Dissociatieve stoornis versus schizofrenie

Veel mensen verwarren dissociatieve identiteitsstoornis en schizofrenie

Er is een langdurige perceptie van mensen met schizofrenie , dat is dat ze overschakelen van persoonlijkheid naar persoonlijkheid, elk met een eigen naam, gedachten en stemmen. Die perceptie is een misvatting.

Die voorwaarde is eigenlijk een specifieke dissociatieve aandoening die bekend staat als dissociatieve identiteitsstoornis , voorheen multiple personality disorder genoemd. Schizofrenie en dissociatieve stoornissen zijn vaak verward, maar de omstandigheden - beide zijn ernstig - zijn eigenlijk heel anders.

Kenmerken van schizofrenie

Schizofrenie is waarschijnlijk de meer bekende van de twee psychische aandoeningen; het wordt echter breed verkeerd begrepen.

Om aan de criteria voor schizofrenie te voldoen, moet een persoon twee of meer van de volgende symptomen ervaren (en moet ten minste één van de symptomen een van de eerste drie items op de lijst zijn):

  1. Wanen - Waanideeën omvatten valse overtuigingen. Iemand kan bijvoorbeeld geloven dat buitenaardse wezens met hem praten via een bepaald radioprogramma of dat iemand hem bespiedt, hoewel er geen dergelijk bewijs is.
  2. Hallucinaties - iemand kan dingen zien die anderen niet zien, dingen horen die niemand anders hoort, of dingen ruiken die niemand anders ruikt.
  3. Ongeorganiseerde spraak - Dit kan dingen omvatten zoals verzonnen woorden of zinsneden die alleen betekenis hebben voor het individu, dezelfde woorden of uitspraken herhalen, zinloze rijmwoorden samen gebruiken of van onderwerp naar onderwerp springen zonder een gesprek te kunnen voeren .
  1. Grotendeels ongeorganiseerd of katatonisch gedrag - Personen kunnen bizar gedrag vertonen dat hun vermogen om te functioneren verstoort.

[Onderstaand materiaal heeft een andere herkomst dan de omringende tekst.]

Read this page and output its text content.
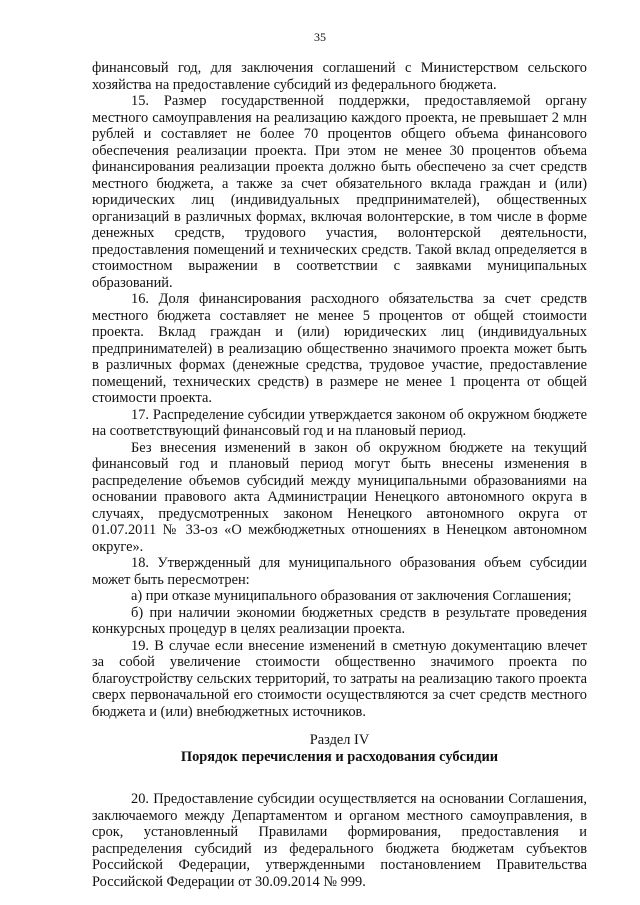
35

финансовый год, для заключения соглашений с Министерством сельского хозяйства на предоставление субсидий из федерального бюджета.

15. Размер государственной поддержки, предоставляемой органу местного самоуправления на реализацию каждого проекта, не превышает 2 млн рублей и составляет не более 70 процентов общего объема финансового обеспечения реализации проекта. При этом не менее 30 процентов объема финансирования реализации проекта должно быть обеспечено за счет средств местного бюджета, а также за счет обязательного вклада граждан и (или) юридических лиц (индивидуальных предпринимателей), общественных организаций в различных формах, включая волонтерские, в том числе в форме денежных средств, трудового участия, волонтерской деятельности, предоставления помещений и технических средств. Такой вклад определяется в стоимостном выражении в соответствии с заявками муниципальных образований.

16. Доля финансирования расходного обязательства за счет средств местного бюджета составляет не менее 5 процентов от общей стоимости проекта. Вклад граждан и (или) юридических лиц (индивидуальных предпринимателей) в реализацию общественно значимого проекта может быть в различных формах (денежные средства, трудовое участие, предоставление помещений, технических средств) в размере не менее 1 процента от общей стоимости проекта.

17. Распределение субсидии утверждается законом об окружном бюджете на соответствующий финансовый год и на плановый период.

Без внесения изменений в закон об окружном бюджете на текущий финансовый год и плановый период могут быть внесены изменения в распределение объемов субсидий между муниципальными образованиями на основании правового акта Администрации Ненецкого автономного округа в случаях, предусмотренных законом Ненецкого автономного округа от 01.07.2011 № 33-оз «О межбюджетных отношениях в Ненецком автономном округе».

18. Утвержденный для муниципального образования объем субсидии может быть пересмотрен:

а) при отказе муниципального образования от заключения Соглашения;

б) при наличии экономии бюджетных средств в результате проведения конкурсных процедур в целях реализации проекта.

19. В случае если внесение изменений в сметную документацию влечет за собой увеличение стоимости общественно значимого проекта по благоустройству сельских территорий, то затраты на реализацию такого проекта сверх первоначальной его стоимости осуществляются за счет средств местного бюджета и (или) внебюджетных источников.

Раздел IV

Порядок перечисления и расходования субсидии

20. Предоставление субсидии осуществляется на основании Соглашения, заключаемого между Департаментом и органом местного самоуправления, в срок, установленный Правилами формирования, предоставления и распределения субсидий из федерального бюджета бюджетам субъектов Российской Федерации, утвержденными постановлением Правительства Российской Федерации от 30.09.2014 № 999.
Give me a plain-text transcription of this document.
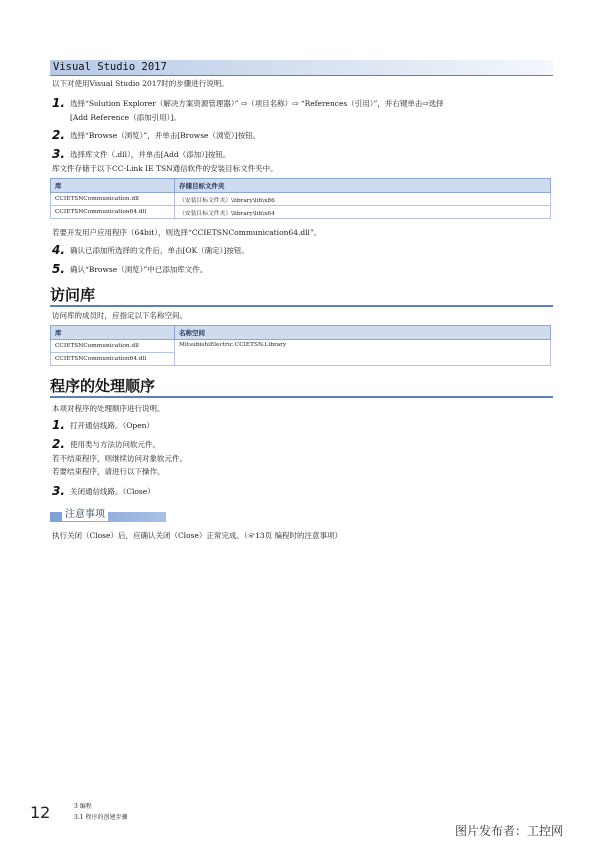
Visual Studio 2017
以下对使用Visual Studio 2017时的步骤进行说明。
1. 选择“Solution Explorer（解决方案资源管理器）” ⇨（项目名称）⇨ “References（引用）”，并右键单击⇨选择
[Add Reference（添加引用）]。
2. 选择“Browse（浏览）”，并单击[Browse（浏览）]按钮。
3. 选择库文件（.dll），并单击[Add（添加）]按钮。
库文件存储于以下CC-Link IE TSN通信软件的安装目标文件夹中。
库	存储目标文件夹
CCIETSNCommunication.dll	（安装目标文件夹）\library\lib\x86
CCIETSNCommunication64.dll	（安装目标文件夹）\library\lib\x64
若要开发用户应用程序（64bit），则选择“CCIETSNCommunication64.dll”。
4. 确认已添加所选择的文件后，单击[OK（确定）]按钮。
5. 确认“Browse（浏览）”中已添加库文件。
访问库
访问库的成员时，应指定以下名称空间。
库	名称空间
CCIETSNCommunication.dll	MitsubishiElectric.CCIETSN.Library
CCIETSNCommunication64.dll	
程序的处理顺序
本项对程序的处理顺序进行说明。
1. 打开通信线路。（Open）
2. 使用类与方法访问软元件。
若不结束程序，则继续访问对象软元件。
若要结束程序，请进行以下操作。
3. 关闭通信线路。（Close）
注意事项
执行关闭（Close）后，应确认关闭（Close）正常完成。（☞13页 编程时的注意事项）
12	3 编程
3.1 程序的创建步骤
图片发布者：工控网
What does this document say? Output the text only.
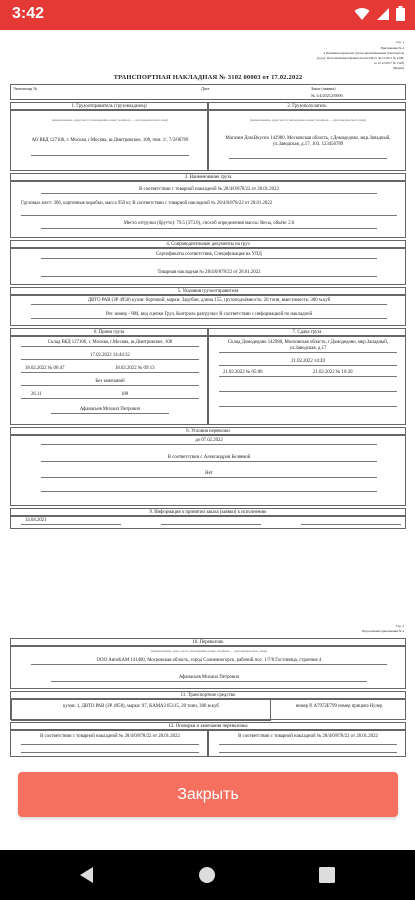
3:42
Стр. 1
Приложение № 4
к Правилам перевозок грузов автомобильным транспортом
(в ред. Постановления Правительства РФ от 30.12.2011 № 1208,
от 12.12.2017 № 1529)
(Форма)
ТРАНСПОРТНАЯ НАКЛАДНАЯ № 3102 00003 от 17.02.2022
Экземпляр №	Дата	Заказ (заявка)
№ 1/4/20212/0006
1. Грузоотправитель (грузовладелец)	2. Грузополучатель
(наименование, адрес места нахождения, номер телефона — для юридического лица)
АО ВБД 127106, г. Москва, г.Москва, ш.Дмитровское, 108, пом. 1/, 7/3/06789
(наименование, адрес места нахождения, номер телефона — для юридического лица)
Магазин Дом.Вкусно 142980, Московская область, г.Домодедово, мкр.Западный, ул.Заводская, д.17, 103, 123456789
3. Наименование груза
В соответствии с товарной накладной № 28/4/0/878/22 от 28.01.2022
Грузовых мест: 306, картонные коробки, масса 950 кг, В соответствии с товарной накладной № 28/4/0/878/22 от 28.01.2022
Место отгрузки (брутто): 79.5 (373.6), способ определения массы: Весы, объём: 2.0
4. Сопроводительные документы на груз
Сертификаты соответствия, Спецификация на УПД
Товарная накладная № 28/4/0/878/22 от 28.01.2022
5. Указания грузоотправителя
ДВТО РАВ (ЗР 4958) кузов: бортовой, марки: Зарубин, длина 155, грузоподъёмность: 20 тонн, вместимость: 300 м.куб
Рег. номер - ЧМ, вид сцепки Груз, Контроль разгрузки: В соответствии с информацией по накладной
6. Прием груза	7. Сдача груза
Склад ВБД 127106, г. Москва, г.Москва, ш.Дмитровское, 108
17.02.2022 14:44:32
18.02.2022 № 06:47	18.02.2022 № 09:13
Без замечаний
26.11	188
Афанасьев Михаил Петрович
Склад Домодедово 142980, Московская область, г.Домодедово, мкр.Западный, ул.Заводская, д.17
21.02.2022 14:20
21.02.2022 № 05:00	21.02.2022 № 10:20
8. Условия перевозки
до 07.02.2022
В соответствии с Александров Беляевой
Нет
9. Информация о принятии заказа (заявки) к исполнению
14.04.2021
Стр. 2
Продолжение приложения № 4
10. Перевозчик
(наименование, адрес места нахождения, номер телефона — для юридического лица)
ООО АвтоКАМ 141400, Московская область, город Солнечногорск, рабочий пос. 1/7/8 Гостиница, строение 4
Афанасьев Михаил Петрович
11. Транспортное средство
кузов: 1, ДВТО РАВ (ЗР 4958), марки: 97, КАМАЗ 65115, 20 тонн, 300 м.куб	номер Р, А7972Е799 номер прицепа Нулер
12. Оговорки и замечания перевозчика
В соответствии с товарной накладной № 28/4/0/878/22 от 28.01.2022	В соответствии с товарной накладной № 28/4/0/878/22 от 28.01.2022
Закрыть
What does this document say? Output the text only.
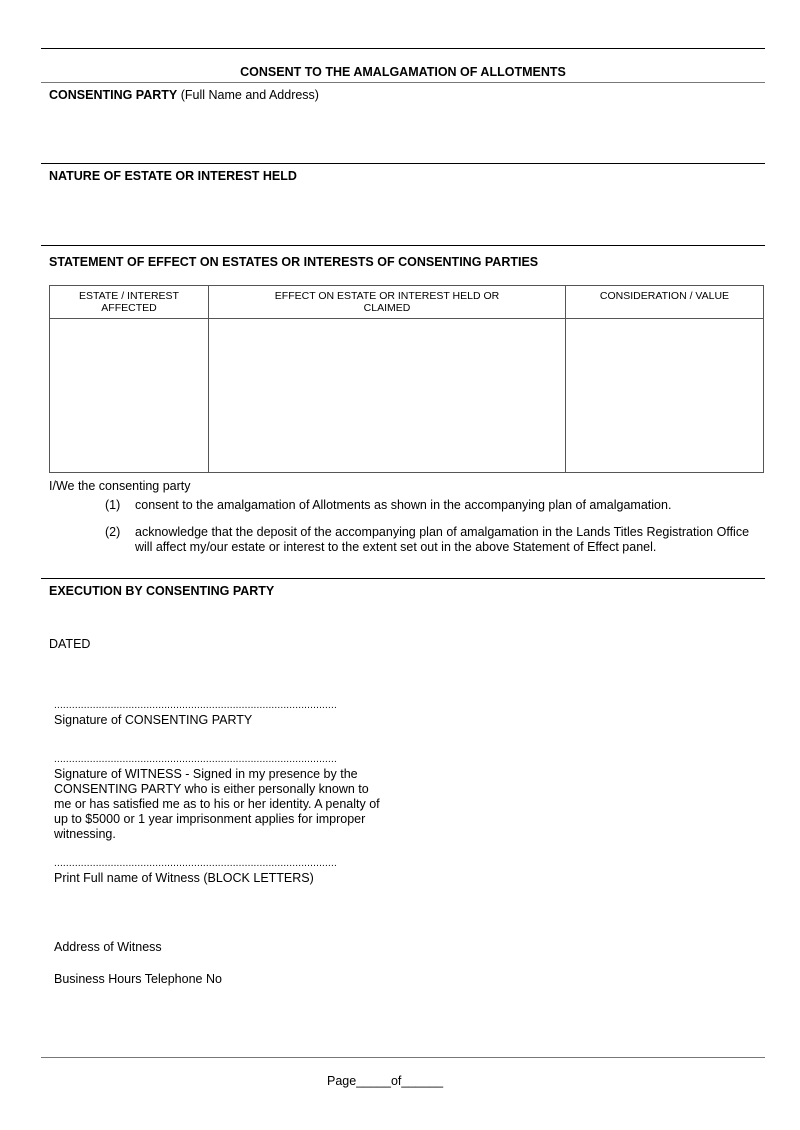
CONSENT TO THE AMALGAMATION OF ALLOTMENTS
CONSENTING PARTY (Full Name and Address)
NATURE OF ESTATE OR INTEREST HELD
STATEMENT OF EFFECT ON ESTATES OR INTERESTS OF CONSENTING PARTIES
ESTATE / INTEREST AFFECTED	EFFECT ON ESTATE OR INTEREST HELD OR CLAIMED	CONSIDERATION / VALUE

I/We the consenting party
(1) consent to the amalgamation of Allotments as shown in the accompanying plan of amalgamation.
(2) acknowledge that the deposit of the accompanying plan of amalgamation in the Lands Titles Registration Office will affect my/our estate or interest to the extent set out in the above Statement of Effect panel.
EXECUTION BY CONSENTING PARTY
DATED
...............................................................................................
Signature of CONSENTING PARTY
...............................................................................................
Signature of WITNESS - Signed in my presence by the CONSENTING PARTY who is either personally known to me or has satisfied me as to his or her identity. A penalty of up to $5000 or 1 year imprisonment applies for improper witnessing.
...............................................................................................
Print Full name of Witness (BLOCK LETTERS)
Address of Witness
Business Hours Telephone No
Page_____of______
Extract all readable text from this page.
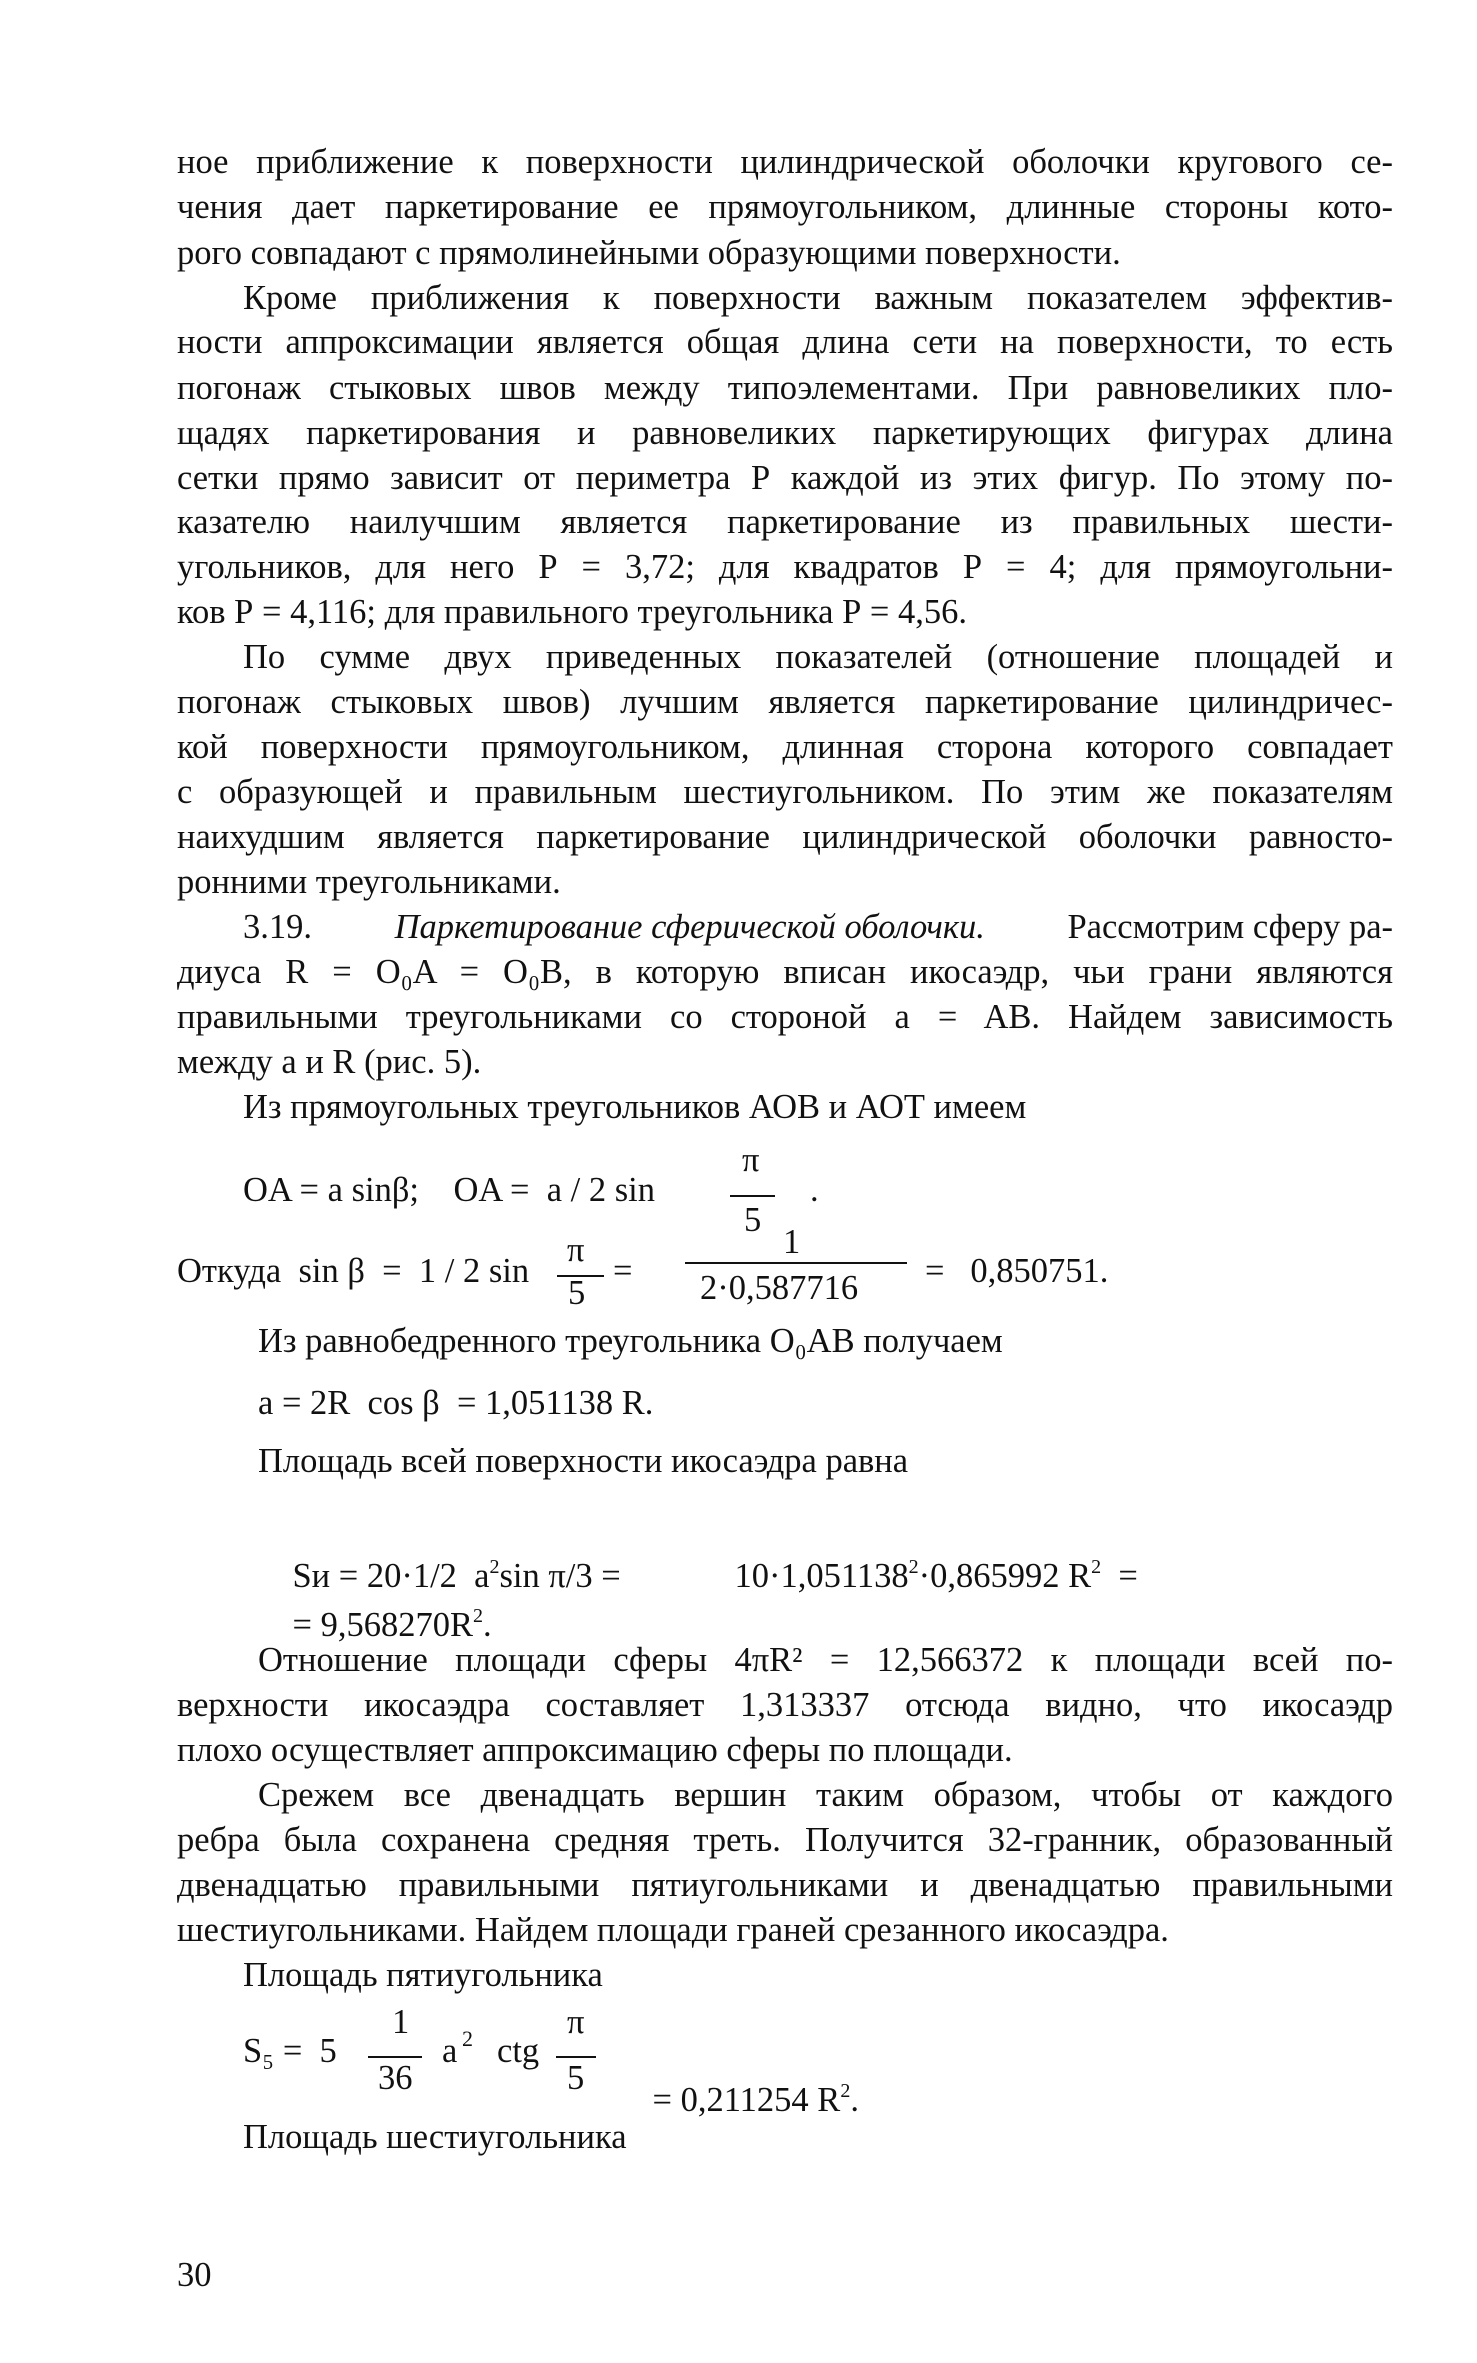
ное приближение к поверхности цилиндрической оболочки кругового се-
чения дает паркетирование ее прямоугольником, длинные стороны кото-
рого совпадают с прямолинейными образующими поверхности.
Кроме приближения к поверхности важным показателем эффектив-
ности аппроксимации является общая длина сети на поверхности, то есть
погонаж стыковых швов между типоэлементами. При равновеликих пло-
щадях паркетирования и равновеликих паркетирующих фигурах длина
сетки прямо зависит от периметра Р каждой из этих фигур. По этому по-
казателю наилучшим является паркетирование из правильных шести-
угольников, для него Р = 3,72; для квадратов Р = 4; для прямоугольни-
ков Р = 4,116; для правильного треугольника Р = 4,56.
По сумме двух приведенных показателей (отношение площадей и
погонаж стыковых швов) лучшим является паркетирование цилиндричес-
кой поверхности прямоугольником, длинная сторона которого совпадает
с образующей и правильным шестиугольником. По этим же показателям
наихудшим является паркетирование цилиндрической оболочки равносто-
ронними треугольниками.
3.19. Паркетирование сферической оболочки. Рассмотрим сферу ра-
диуса R = O₀A = O₀B, в которую вписан икосаэдр, чьи грани являются
правильными треугольниками со стороной a = AB. Найдем зависимость
между a и R (рис. 5).
Из прямоугольных треугольников АОВ и АОТ имеем
π
OA = a sinβ;    OA =  a / 2 sin
5
.
π	1
Откуда  sin β  =  1 / 2 sin
5
= 2·0,587716 =   0,850751.
Из равнобедренного треугольника O₀AB получаем
a = 2R  cos β  = 1,051138 R.
Площадь всей поверхности икосаэдра равна

Sи = 20·1/2  $a^2\sin$ π/3 =
	$10\cdot 1,051138^2\cdot 0,865992$ $R^2$ =

= $9,568270R^2$.

Отношение площади сферы 4πR² = 12,566372 к площади всей по-
верхности икосаэдра составляет 1,313337 отсюда видно, что икосаэдр
плохо осуществляет аппроксимацию сферы по площади.
Срежем все двенадцать вершин таким образом, чтобы от каждого
ребра была сохранена средняя треть. Получится 32-гранник, образованный
двенадцатью правильными пятиугольниками и двенадцатью правильными
шестиугольниками. Найдем площади граней срезанного икосаэдра.
Площадь пятиугольника
1	π
S₅ =  5
36
a 2 ctg
5

= 0,211254 $R^2$.

Площадь шестиугольника
30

Personen met katatonisch gedrag kunnen niet-reagerend lijken, ook al zijn ze wakker.
  2. Negatieve symptomen - Personen met schizofrenie vertonen geen bepaalde dingen die gezonde mensen doen. Een persoon met schizofrenie heeft bijvoorbeeld mogelijk geen sociaal contact of het individu vertoont mogelijk geen emotionele reactie op goed nieuws of slecht nieuws.

Sommige personen met schizofrenie vertonen ongepast affect, zoals lachen, zelfs als er niets grappigs gebeurt. Veel mensen ervaren slaapstoornissen, waaronder een verstoord slaappatroon, zoals overdag slapen en de hele nacht wakker blijven. Een gebrek aan interesse in voedsel kan ook het gevolg zijn.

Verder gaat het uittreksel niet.